WASHINGTON (IslamOnline & News Agencies) - A new analysis of the recent American elections and the impact of it has on health care issues showed that they did not play key role in determining the national presidential candidate, but did play an important role in congressional and local elections.

"While health care was an important issue for narrowing the gap between Republicans and Democrats, it didn't swing the election," said Robert Blendon, a Harvard University professor of health policy and political analysis. 

Urban Institute President Robert Reischauer attributed the low profile of health care in the election to a general sense of confusion about where presidential candidates stood on such issues as Medicare reform and patient protection legislation. 

Patient protection legislation, hotly debated in Congress for the past several months, played a surprisingly minor role at the national level, he said. "Gore could pound on the drum and say, 'This administration is pushing an adequate patients' rights bill,' and Bush [referring to Texas' passage of a patient protection law] could come back and say, 'My state's done what the feds are trying to do.' " 

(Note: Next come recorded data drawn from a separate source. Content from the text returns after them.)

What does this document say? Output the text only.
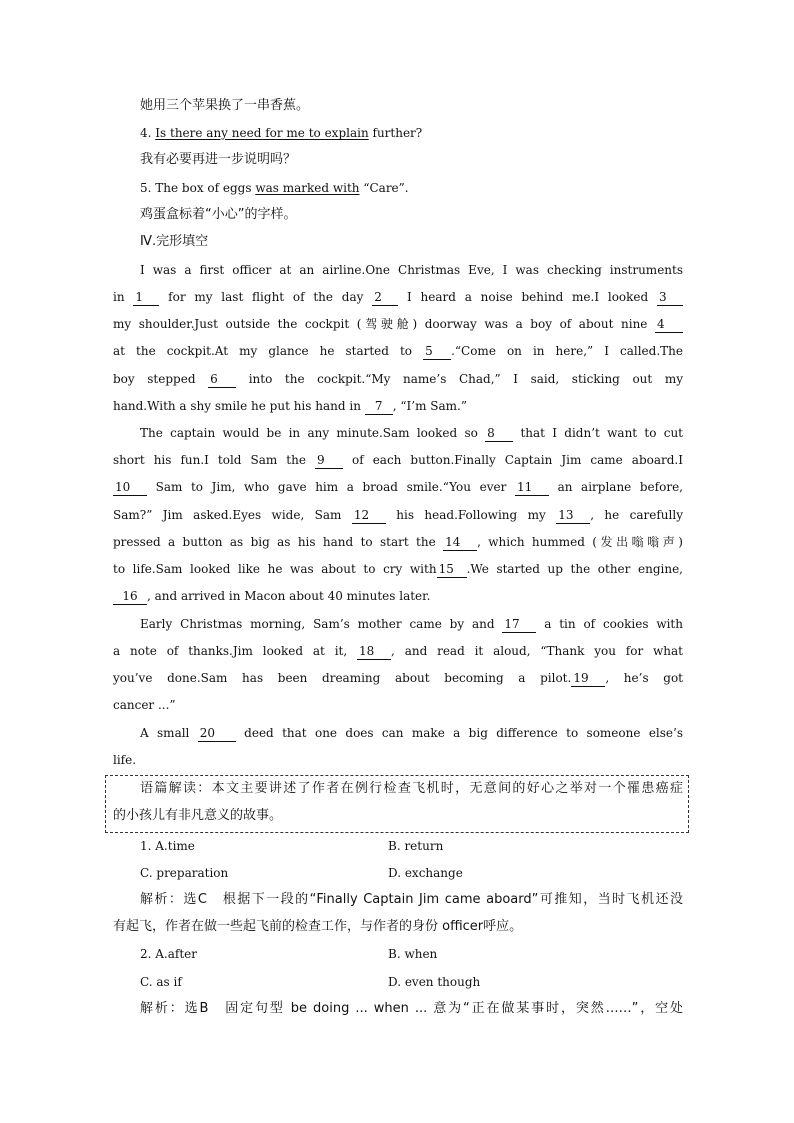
她用三个苹果换了一串香蕉。
4. Is there any need for me to explain further?
我有必要再进一步说明吗？
5. The box of eggs was marked with “Care”.
鸡蛋盒标着“小心”的字样。
Ⅳ.完形填空
I was a first officer at an airline.One Christmas Eve, I was checking instruments
in 1 for my last flight of the day 2 I heard a noise behind me.I looked 3
my shoulder.Just outside the cockpit (驾驶舱) doorway was a boy of about nine 4
at the cockpit.At my glance he started to 5 .“Come on in here,” I called.The
boy stepped 6	into the cockpit.“My name’s Chad,” I said, sticking out my
hand.With a shy smile he put his hand in 7 , “I’m Sam.”
The captain would be in any minute.Sam looked so 8 that I didn’t want to cut
short his fun.I told Sam the 9 of each button.Finally Captain Jim came aboard.I
10 Sam to Jim, who gave him a broad smile.“You ever 11 an airplane before,
Sam?” Jim asked.Eyes wide, Sam 12 his head.Following my 13 , he carefully
pressed a button as big as his hand to start the 14 , which hummed (发出嗡嗡声)
to life.Sam looked like he was about to cry with 15 .We started up the other engine,
16 , and arrived in Macon about 40 minutes later.
Early Christmas morning, Sam’s mother came by and 17 a tin of cookies with
a note of thanks.Jim looked at it, 18 , and read it aloud, “Thank you for what
you’ve done.Sam has been dreaming about becoming a pilot. 19 , he’s got
cancer ...”
A small 20 deed that one does can make a big difference to someone else’s
life.
语篇解读：本文主要讲述了作者在例行检查飞机时，无意间的好心之举对一个罹患癌症
的小孩儿有非凡意义的故事。
1. A.time	B. return
C. preparation	D. exchange
解析：选C　根据下一段的“Finally Captain Jim came aboard”可推知，当时飞机还没
有起飞，作者在做一些起飞前的检查工作，与作者的身份 officer呼应。
2. A.after	B. when
C. as if	D. even though
解析：选B　固定句型 be doing ... when ... 意为“正在做某事时，突然……”，空处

But in other races, including the two chambers of Congress, HMO reforms and health care issues seemed to play a more important role in selecting members of Congress, Blendon noted. "They were extremely important for Democratic voters voting for a Congress member," he said.

In a tough Senate race in Michigan, Democratic Representative Debbie Stabenow won over Republican incumbent Spencer Abraham. Health care was one of her stronger issues, despite millions of dollars spent on advertisements criticizing her stances by her rival. 

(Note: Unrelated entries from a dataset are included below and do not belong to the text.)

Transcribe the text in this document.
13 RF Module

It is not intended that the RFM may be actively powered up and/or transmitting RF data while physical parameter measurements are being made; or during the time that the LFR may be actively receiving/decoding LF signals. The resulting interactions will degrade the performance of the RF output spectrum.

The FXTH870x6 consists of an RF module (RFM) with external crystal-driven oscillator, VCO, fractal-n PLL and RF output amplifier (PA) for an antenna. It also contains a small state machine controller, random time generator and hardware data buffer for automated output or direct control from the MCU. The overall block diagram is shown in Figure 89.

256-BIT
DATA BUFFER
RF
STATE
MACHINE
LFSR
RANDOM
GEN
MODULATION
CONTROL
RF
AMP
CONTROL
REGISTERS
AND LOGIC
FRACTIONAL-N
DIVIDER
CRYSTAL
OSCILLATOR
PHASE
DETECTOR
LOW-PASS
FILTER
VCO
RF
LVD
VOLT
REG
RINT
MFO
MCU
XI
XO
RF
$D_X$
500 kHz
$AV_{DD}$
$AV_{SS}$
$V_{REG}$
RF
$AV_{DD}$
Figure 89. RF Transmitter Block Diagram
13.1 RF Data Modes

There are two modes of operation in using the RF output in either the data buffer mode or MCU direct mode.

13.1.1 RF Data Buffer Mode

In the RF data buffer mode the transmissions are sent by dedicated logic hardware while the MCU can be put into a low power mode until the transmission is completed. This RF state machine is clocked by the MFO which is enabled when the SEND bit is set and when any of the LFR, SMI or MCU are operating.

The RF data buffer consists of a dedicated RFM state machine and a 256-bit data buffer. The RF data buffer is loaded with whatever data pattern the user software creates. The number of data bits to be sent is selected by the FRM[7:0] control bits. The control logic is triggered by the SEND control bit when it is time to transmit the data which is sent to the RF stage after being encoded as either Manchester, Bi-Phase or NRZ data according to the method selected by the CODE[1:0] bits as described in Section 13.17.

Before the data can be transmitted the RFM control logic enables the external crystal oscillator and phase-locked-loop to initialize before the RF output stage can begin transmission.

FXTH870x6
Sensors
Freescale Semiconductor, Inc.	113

"When it came down to dollars and who was funding [Abraham], she was fighting on the side of patients and he was fighting on the side of insurance companies," said Kerin Polla, Stabenow's press secretary. 

A post-election survey released by the Health Insurance Association of America also found that health care was not the determining issue in the November 7th elections. 

But the survey of 800 voters, conducted by Republican and Democratic pollsters, did reveal "many voters consider health care and prescription drug costs to be a problem facing the country today," said HIAA President Chip Kahn. 

Surveyed voters reported that health care and prescription drug costs combined to rank fourth among important issues facing the country, behind a decline in moral values, Social Security, aid to the elderly and quality of education. 

When asked to choose among five goals that could be followed to change the nation's health care system, surveyed voters chose providing basic health insurance coverage to all Americans, followed by making health care more affordable.